Member of Parliament, Lok Sabha
- In office 1980–1984
- Preceded by: Amrut Kansar
- Succeeded by: Shantaram Naik
- Constituency: North Goa

Personal details
- Born: 20 August 1923
- Died: 12 January 2017 (aged 93) Goa, India

= Sanyogita Rane =

Indian politician (1923–2017)

Sanyogita Rane Sardesai (20 August 1923 – 12 January 2017) was an Indian politician and Goa's first woman parliamentarian, elected as the Member of Parliament of North Goa in 1980 on Maharashtrawadi Gomantak Party (MGP) ticket.

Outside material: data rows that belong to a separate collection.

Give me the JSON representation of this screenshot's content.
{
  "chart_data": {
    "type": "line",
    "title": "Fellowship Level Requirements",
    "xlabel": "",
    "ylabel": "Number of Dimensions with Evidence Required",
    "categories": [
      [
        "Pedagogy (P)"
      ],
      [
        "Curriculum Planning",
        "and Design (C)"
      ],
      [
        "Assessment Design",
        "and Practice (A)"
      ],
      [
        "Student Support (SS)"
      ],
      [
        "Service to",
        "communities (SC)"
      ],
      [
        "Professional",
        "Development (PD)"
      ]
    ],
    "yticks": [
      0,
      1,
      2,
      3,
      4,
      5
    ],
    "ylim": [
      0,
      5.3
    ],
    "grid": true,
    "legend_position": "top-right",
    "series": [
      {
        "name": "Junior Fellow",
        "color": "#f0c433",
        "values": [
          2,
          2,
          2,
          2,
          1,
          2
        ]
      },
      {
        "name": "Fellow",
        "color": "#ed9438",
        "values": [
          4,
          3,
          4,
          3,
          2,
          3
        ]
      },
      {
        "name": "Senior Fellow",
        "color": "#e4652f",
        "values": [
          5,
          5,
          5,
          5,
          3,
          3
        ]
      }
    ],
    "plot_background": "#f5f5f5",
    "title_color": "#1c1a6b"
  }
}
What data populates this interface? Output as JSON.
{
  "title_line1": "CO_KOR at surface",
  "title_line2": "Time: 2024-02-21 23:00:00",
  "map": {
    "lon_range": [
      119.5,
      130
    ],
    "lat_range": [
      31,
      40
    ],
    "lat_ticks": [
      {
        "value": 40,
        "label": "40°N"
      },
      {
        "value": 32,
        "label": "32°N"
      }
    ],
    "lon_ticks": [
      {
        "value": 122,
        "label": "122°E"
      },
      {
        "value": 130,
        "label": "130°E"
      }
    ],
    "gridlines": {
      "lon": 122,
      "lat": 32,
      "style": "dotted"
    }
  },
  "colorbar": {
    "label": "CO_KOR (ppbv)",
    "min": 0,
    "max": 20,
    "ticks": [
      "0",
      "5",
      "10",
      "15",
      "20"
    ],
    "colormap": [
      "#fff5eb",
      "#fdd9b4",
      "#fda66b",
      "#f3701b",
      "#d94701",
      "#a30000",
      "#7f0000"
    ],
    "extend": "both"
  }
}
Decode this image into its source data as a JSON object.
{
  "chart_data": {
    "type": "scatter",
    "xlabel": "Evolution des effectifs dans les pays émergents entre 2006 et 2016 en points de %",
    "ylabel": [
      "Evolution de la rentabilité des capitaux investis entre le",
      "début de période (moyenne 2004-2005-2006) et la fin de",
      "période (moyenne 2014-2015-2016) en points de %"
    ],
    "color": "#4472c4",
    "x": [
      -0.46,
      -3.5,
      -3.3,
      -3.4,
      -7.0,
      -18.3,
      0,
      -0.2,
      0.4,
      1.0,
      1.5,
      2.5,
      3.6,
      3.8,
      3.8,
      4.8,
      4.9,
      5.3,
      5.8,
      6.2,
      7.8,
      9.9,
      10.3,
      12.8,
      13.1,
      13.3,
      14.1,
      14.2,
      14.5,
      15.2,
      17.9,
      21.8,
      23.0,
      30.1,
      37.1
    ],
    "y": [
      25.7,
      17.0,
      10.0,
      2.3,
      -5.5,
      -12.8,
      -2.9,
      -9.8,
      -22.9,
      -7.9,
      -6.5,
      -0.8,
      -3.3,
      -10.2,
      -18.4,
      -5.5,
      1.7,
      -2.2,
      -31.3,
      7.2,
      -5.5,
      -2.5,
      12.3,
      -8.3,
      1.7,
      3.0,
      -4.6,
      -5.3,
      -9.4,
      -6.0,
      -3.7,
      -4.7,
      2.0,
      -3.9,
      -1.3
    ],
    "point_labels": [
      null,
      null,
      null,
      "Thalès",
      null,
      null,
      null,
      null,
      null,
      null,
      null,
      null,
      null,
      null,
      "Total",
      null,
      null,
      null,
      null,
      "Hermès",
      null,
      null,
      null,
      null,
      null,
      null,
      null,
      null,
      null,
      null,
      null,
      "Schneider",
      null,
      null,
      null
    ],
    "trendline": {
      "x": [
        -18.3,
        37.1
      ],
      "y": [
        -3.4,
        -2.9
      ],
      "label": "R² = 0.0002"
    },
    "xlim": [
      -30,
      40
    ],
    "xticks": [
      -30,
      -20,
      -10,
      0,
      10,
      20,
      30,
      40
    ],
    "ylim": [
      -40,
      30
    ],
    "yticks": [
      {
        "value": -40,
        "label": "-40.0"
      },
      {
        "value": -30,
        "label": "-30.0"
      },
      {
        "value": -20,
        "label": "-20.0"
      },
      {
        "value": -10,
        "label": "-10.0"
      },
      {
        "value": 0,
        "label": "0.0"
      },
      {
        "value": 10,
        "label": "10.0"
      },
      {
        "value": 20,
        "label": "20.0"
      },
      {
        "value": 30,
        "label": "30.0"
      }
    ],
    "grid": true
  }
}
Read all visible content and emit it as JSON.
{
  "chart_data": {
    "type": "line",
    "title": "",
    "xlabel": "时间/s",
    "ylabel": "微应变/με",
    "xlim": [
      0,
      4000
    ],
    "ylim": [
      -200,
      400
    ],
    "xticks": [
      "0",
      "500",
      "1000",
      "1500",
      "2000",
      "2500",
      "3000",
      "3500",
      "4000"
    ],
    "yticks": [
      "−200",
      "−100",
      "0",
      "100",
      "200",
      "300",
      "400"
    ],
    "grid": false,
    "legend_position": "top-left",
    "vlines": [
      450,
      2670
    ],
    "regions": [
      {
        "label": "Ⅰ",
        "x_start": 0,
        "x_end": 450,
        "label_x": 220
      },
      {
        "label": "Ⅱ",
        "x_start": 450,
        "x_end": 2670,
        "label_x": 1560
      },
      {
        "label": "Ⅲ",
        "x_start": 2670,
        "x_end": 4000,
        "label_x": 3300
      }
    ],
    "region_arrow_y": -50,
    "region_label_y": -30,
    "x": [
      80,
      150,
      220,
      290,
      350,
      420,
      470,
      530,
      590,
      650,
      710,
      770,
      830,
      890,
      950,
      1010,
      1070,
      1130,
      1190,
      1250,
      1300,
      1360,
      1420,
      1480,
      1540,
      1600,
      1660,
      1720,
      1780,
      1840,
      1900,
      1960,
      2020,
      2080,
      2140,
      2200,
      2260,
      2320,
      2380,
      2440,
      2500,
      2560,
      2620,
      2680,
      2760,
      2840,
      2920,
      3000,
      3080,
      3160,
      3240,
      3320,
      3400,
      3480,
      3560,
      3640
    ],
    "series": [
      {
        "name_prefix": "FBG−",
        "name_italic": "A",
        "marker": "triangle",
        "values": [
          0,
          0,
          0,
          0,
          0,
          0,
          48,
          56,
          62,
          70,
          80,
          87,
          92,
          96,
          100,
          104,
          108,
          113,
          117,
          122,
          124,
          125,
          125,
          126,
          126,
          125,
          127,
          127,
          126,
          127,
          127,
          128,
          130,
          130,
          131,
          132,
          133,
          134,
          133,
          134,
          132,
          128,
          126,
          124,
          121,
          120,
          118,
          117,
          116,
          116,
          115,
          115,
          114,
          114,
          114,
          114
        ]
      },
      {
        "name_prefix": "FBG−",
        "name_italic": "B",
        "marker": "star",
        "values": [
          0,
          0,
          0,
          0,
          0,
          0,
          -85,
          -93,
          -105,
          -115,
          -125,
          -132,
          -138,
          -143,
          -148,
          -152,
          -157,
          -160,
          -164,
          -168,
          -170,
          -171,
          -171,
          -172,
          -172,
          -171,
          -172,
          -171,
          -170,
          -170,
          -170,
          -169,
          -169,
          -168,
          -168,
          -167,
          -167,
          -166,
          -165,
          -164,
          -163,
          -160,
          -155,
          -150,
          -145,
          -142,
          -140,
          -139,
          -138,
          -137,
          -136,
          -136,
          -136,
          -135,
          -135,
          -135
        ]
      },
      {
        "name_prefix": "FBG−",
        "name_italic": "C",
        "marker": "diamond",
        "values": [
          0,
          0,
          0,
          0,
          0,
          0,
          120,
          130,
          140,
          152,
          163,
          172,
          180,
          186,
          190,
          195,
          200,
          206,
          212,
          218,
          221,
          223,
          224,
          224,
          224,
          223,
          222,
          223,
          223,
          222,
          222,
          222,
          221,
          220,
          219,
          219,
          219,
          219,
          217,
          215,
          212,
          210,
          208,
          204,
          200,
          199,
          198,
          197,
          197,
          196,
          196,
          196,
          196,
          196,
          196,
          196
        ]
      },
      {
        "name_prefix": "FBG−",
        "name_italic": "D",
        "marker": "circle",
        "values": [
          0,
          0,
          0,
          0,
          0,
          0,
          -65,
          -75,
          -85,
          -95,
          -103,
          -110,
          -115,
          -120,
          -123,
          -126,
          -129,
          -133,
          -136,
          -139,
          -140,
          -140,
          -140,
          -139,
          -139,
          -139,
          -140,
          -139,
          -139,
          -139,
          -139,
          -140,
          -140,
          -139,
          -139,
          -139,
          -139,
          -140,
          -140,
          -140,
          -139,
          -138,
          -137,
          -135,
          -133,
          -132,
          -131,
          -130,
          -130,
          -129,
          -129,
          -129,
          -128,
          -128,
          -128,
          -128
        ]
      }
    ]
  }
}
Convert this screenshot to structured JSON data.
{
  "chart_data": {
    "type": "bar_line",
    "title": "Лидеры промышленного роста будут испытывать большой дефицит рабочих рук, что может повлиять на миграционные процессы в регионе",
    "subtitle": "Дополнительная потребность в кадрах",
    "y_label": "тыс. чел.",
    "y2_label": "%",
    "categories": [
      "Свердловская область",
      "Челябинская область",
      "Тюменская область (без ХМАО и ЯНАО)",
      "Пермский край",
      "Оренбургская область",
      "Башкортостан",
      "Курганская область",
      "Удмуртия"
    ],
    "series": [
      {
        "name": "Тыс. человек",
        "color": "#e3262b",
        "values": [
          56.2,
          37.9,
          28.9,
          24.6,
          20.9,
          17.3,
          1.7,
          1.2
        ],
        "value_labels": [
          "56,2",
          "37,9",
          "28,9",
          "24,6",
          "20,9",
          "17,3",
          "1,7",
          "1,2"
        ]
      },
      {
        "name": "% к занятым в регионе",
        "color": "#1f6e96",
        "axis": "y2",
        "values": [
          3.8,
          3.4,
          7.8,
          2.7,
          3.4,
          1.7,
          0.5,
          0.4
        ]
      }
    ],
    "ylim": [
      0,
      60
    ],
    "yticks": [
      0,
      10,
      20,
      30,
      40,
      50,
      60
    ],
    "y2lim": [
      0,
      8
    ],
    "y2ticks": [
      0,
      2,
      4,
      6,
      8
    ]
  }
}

== Early life and education ==
Rane was born on 20 August 1923 in Gwalior, Madhya Pradesh. Her father was Captain Dattaji Rao Bhosle. She was married to Major Zoiba S. Rane Sardesai from Sattari. She was the mother of Vir Chakra decorated (posthumous), Second Lieutenant Jayendra Rane of the fifth Garhwal Rifles. She was educated at Gajra Raje High School in Gwalior where she did her matriculation.

== Political life ==
Rane was the Lok Sabha MP from the year 1980 to 1985. She was elected on the Maharastrawadi Gomantak Party (MGP) ticket, becoming Goa's only woman MP to win Lok Sabha polls. She also contested unsuccessfully as an independent in 1984 and 1991 Lok Sabha elections. She was an active politician of post Goa Liberation period, as the MP of North Goa in 1980. She was one of the very few women who entered into the field of active politics.

Rane was an active social worker. She was a member of the Army Welfare Centre, Bhuj (1952–59) and Mahila Mandal, Bhuj (1953–59) She served as a secretary at Maharani Shanta Devi Gaikwad Graha Shastra Sanstha, Kolhapur (1967—69). She was a member of the Family and Child Welfare Centre, Bicholim, Goa since 1974 and the Mahila Imdad, Goa Branch since 1977. She was also part of the Mid-day Meal Programme of Mine-Labourers' Children of North Goa, since 1976.

== Death ==
Rane died, aged 93, at her residence at Curchirem, Sanquelim, in North Goa. She was survived by two sons and a daughter.